6. People lining up to buy lottery tickets on Friday the 13th.  This is a newsstand that sells lottery tickets in the grocery store shopping center.  In France this day is considered lucky by many.  In the US it's associated with horror movies and bad luck. Since I recently had a fender bender on Friday the 13th, I'm thinking my American side must be winning (or should I say losing) out.
 7. Micro-sidewalks.  Two people can barely walk on this.  Don't even try pushing a stroller!  The two lines of brick in the middle are actually the gutter.
8. Microcars. My sister called these "baby cars" when she first came to visit me in  2003.  I still have to stop and stare at them sometimes.
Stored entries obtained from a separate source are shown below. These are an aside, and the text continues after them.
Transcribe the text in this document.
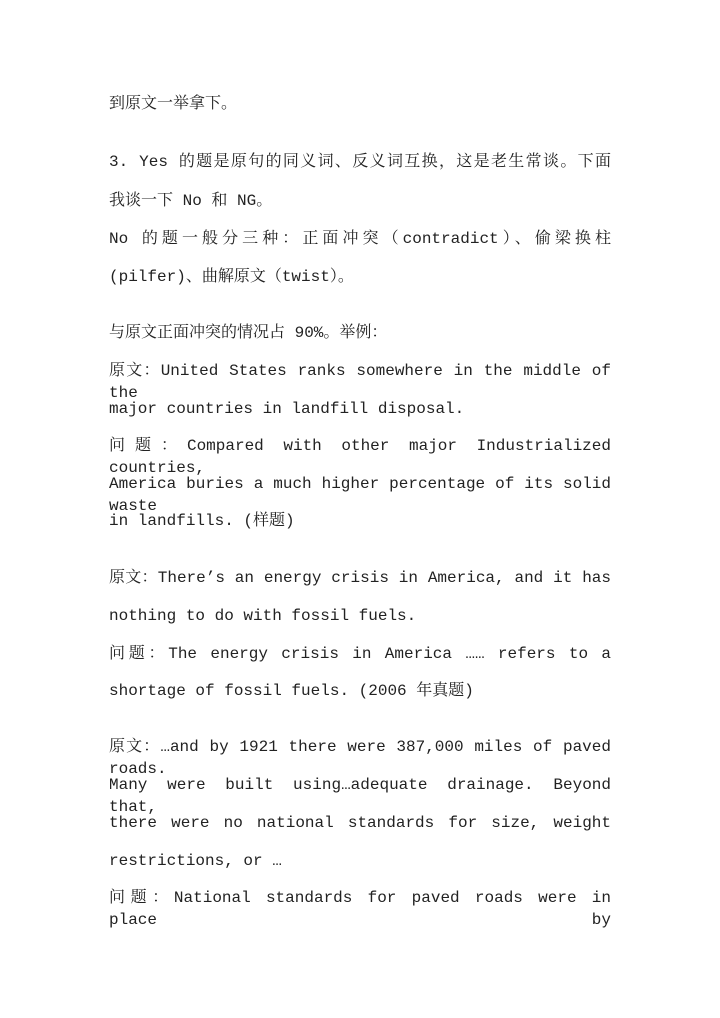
到原文一举拿下。
3. Yes 的题是原句的同义词、反义词互换，这是老生常谈。下面
我谈一下 No 和 NG。
No 的题一般分三种：正面冲突（contradict）、偷梁换柱
(pilfer)、曲解原文（twist）。
与原文正面冲突的情况占 90%。举例：
原文：United States ranks somewhere in the middle of the
major countries in landfill disposal.
问题：Compared with other major Industrialized countries,
America buries a much higher percentage of its solid waste
in landfills. (样题)
原文：There’s an energy crisis in America, and it has
nothing to do with fossil fuels.
问题：The energy crisis in America …… refers to a
shortage of fossil fuels. (2006 年真题)
原文：…and by 1921 there were 387,000 miles of paved roads.
Many were built using…adequate drainage. Beyond that,
there were no national standards for size, weight
restrictions, or …
问题：National standards for paved roads were in place by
These particular ones are called "voitures sans permis" which means you don't need a license to drive them.  They must be easy to park, at least!

 9. April Fool's fish?!  Juliette was busy Tuesday night cutting out and decorating paper fish to put on the back of her unwitting classmates and teachers with a little piece of scotch tape.  When people tell you a fake story on April 1st it's called a "poisson d'avril," literally an April fish.  Maybe like a "fish story"?  Bakeries will also make a sweet flaky pastry in the shape of a fish for this day.
10. Food trucks that sell "French" hamburgers.  For all their love of using English words and even opening retro-themed diners, the French always want to have the last word regarding food.  I guess that's why this "food truck" wants to specify that their burgers are "français", oui, merci!  Whatever that means exactly.

And one more for the road... probably my pet peeve as an English teacher: the misuse of apostrophes.  The French do it to seem more English.  But it just ends up looking very French.  I guess it's their revenge for us making all those "Le bag" bags in the 80s.


Tim Dudek said...

I had to laugh at the men's fashion section. I just watched a movie with Kevin Costner that took place in Paris. For most of the movie he walks around in a leather jacket with a frilly scarf on. I kept thinking only in France

Mil said...
This comment has been removed by the author.
Mil said...

Thanks, Tim. I am so behind on US movies. Looks like someone did their homework when they filmed that one. Of course, Kevin Costner can pull it off.

Jenenz said...

Regarding #1, I would have no idea what an "X" on a sign would mean. That sign does not resonate with my brain. The scarves made me thing immediately of the French and European men that I have worked with. They do wear those scarves, even in the States. You can take the man out of Europe but can't take the Europe out of the man.

I Say Oui said...

Yes! My friend and I were just talking about men and their delicate flowery scarves in France! I notice more older men who wear them, along with colorful socks.